AS Terancam Default Bulan Depan, Pasar Mulai Gonjang-ganjing!

Di global pada hari ini, pelaku pasar bakal memantau beberapa sentimen, di mana salah satunya yakni pergerakan bursa saham Wall Street yang terpantau berjatuhan kemarin.
Sentimen pasar yang kembali memburuk membuat Wall Street kembali merana. Kekhawatiran pelaku pasar akan krisis perbankan kembali muncul setelah adanya kabar bahwa JPMorgan resmi mengambil alih First Republic Bank.
Meski begitu, nyatanya pasar kembali khawatir dan membuat saham-saham perbankan di AS kembali merana.
Selain itu, masalah utang AS juga tengah menjadi perhatian karena jika permasalahan tersebut tak kunjung diselesaikan, maka potensi AS terkena default akan semakin besar.
Menteri Keuangan AS, Janet Yellen mengatakan bahwa AS bakal gagal membayar utang (default) pada 1 Juni mendatang.
Hal ini akibat alotnya pembahasan untuk menaikkan plafon utang AS. Dewan Perwakilan Rakyat (DPR) yang kini dipimpin Partai Republik memilih untuk menaikkan menaikkan batas pinjaman nasional.
Untuk diketahui, berdasarkan data yang terbaru per Januari 2023, utang Negeri Paman Sam sudah menembus US$ 31 triliun atau sekitar Rp 461 ribu triliun (kurs Rp 14.900/US$) pada tahun lalu. Angka ini setara dengan 137% dari total produk domestik bruto (PDB) nya.
Artinya batas utang tersebut sudah dicapai, dan Kementerian Keuangan AS tidak bisa lagi menerbitkan obligasi untuk membiayai belanja.
Dari tahun ke tahun, jumlah utang Negara Paman Sam memang terus meningkat, disebabkan defisit fiskal yang terus membengkak, dan semakin terakselerasi memasuki abad 21. AS juga tercatat sebagai negara dengan utang terbanyak di dunia.
Sementara itu dari data tenaga kerja AS, pembukaan pekerjaan mencapai level terendah hampir dua tahun terakhir pada periode Maret lalu, menandakan bahwa pasar tenaga kerja AS semakin lesu.
Departemen Tenaga Kerja AS melaporkan Jumlah pembukaan pekerjaan menurut survei JOLTS mencapai 9,59 juta, terendah sejak April 2021 dan berada di bawah perkiraan FactSet sebesar 9,64 juta.

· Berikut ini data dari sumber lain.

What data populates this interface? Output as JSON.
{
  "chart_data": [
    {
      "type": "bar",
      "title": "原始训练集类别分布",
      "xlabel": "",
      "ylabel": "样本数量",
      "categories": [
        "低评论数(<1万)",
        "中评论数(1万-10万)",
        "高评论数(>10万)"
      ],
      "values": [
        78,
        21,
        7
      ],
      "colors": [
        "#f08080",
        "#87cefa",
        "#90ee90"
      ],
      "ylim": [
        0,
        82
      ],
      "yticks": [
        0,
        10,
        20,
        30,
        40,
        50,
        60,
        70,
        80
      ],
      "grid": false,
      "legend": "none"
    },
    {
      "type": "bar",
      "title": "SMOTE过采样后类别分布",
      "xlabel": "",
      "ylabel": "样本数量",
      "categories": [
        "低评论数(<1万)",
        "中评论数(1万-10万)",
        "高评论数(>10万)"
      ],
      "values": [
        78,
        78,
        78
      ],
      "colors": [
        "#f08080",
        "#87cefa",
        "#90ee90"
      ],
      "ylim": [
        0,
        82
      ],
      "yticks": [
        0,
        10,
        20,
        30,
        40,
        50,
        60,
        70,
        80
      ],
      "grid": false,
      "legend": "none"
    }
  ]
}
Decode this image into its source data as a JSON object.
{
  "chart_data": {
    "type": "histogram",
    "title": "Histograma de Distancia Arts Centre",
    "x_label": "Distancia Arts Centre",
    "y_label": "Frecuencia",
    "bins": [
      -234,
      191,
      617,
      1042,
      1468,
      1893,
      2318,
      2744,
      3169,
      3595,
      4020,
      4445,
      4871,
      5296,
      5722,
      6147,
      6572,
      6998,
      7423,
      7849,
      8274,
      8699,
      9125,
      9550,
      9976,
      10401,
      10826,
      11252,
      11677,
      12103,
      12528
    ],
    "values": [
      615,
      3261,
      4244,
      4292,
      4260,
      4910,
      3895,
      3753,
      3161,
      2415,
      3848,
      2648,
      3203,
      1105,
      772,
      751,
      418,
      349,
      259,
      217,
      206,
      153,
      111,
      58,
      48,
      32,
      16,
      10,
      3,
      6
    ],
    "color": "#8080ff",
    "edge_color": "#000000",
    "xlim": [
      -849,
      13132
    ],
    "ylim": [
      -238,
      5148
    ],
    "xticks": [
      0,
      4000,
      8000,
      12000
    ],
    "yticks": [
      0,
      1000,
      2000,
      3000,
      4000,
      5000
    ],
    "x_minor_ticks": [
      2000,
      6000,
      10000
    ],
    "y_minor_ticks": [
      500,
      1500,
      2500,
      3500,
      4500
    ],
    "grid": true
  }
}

The Fed mengawasi ketat laporan JOLTS sebagai tanda untuk menentukan arah kebijakan suku bunga kedepannya. Menurunnya lowongan pekerjaan adalah hal positif untuk inflasi karena membantu mengurangi tekanan pada kenaikan upah.
Dengan terus lesunya sektor tenaga kerja, maka hal ini juga dapat membawa The Fed semakin melunak, apalagi jika inflasi terus menurun dan mendekati target yang ditetapkan.
Masih dari AS, rilis data ekonomi kembali berlanjut pada hari ini, di mana data PMI jasa versi ISM periode April 2023 akan dirilis. Data ini juga perlu dicermati, mengingat sektor jasa di Negeri Paman Sam juga menjadi sektor cukup vital.
Selain data PMI jasa, data tenaga kerja lainnya juga akan dirilis pada hari ini, yakni data perubahan tenaga kerja versi ADP periode April 2023.
Sementara itu di luar AS, beberapa negara juga akan merilis data ekonomi yang cukup penting seperti data PMI jasa, penjualan ritel, dan tingkat pengangguran.